The effect of oil price changes on Tehran Stock Exchange returns by non-line co-integration test

Document Type : Research Paper

Authors

1 Assistant Professor of Economics, Payame Noor University, Tehran, Iran.

2 Assistant Professor and Faculty Member of the Institute of Materials and Energy, Tehran, Iran.

3 Ph.D. Student of Economic Sciences, Department of Economics, Middle University, Islamic Azad University, Midoun, Iran.

4 Master of Science (Economics), Department of Economics, Payame Noor University, Karaj, Iran

Abstract

Abstract
Given the high role of oil and its sales and its price in Iran's economy, as well as the popularity of the general public and economic activists and foreign investors in the Tehran Stock Exchange, the relationship between the changes in crude oil prices and stock returns is significant.

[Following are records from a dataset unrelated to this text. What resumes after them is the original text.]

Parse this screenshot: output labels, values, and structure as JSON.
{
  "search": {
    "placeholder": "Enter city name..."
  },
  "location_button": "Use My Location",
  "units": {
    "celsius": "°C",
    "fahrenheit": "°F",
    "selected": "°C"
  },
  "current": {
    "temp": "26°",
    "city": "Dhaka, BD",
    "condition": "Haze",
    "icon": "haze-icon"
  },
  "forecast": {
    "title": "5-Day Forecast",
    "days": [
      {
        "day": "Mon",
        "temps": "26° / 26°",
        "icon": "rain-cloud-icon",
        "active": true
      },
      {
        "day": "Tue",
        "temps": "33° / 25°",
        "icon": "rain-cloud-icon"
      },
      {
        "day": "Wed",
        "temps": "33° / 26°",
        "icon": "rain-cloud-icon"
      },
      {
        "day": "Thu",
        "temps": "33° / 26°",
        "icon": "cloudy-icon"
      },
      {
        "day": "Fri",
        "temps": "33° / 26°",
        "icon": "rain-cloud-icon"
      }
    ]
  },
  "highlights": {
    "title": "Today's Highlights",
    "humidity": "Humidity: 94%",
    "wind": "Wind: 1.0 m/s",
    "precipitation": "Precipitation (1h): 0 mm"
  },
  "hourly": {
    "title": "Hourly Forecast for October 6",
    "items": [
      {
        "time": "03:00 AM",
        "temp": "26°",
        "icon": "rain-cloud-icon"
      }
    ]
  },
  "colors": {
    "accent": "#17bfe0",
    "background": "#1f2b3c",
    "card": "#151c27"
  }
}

This study examines the coexistence and causal relationship between crude oil prices and Tehran Stock Exchange. It seems that the price of crude oil and the stock exchange is related to the exchange rate in the economy, which in fact changes in the price of crude oil have a direct effect on the exchange rate and the exchange rate changes affect the stock exchange. In order to investigate the hypotheses of this study, data on bourse yield, exchange rate and daily OPEC basket price were used during the period of 1383-1393. Also, to investigate the relationship between the variables, the co-integration test has been used. Finally, the co-integration among the variables has been confirmed, and a long-term relationship between the variables studied has been discovered. In fact, there is a coincidence that there is asymmetry in shifting oil price changes to stock exchanges. In the opinion of investors, aggregation of stocks and oil prices, the diversification of investment portfolio by holding capital in the oil and gas market simultaneously does not significantly increase market risk and long-term profitability.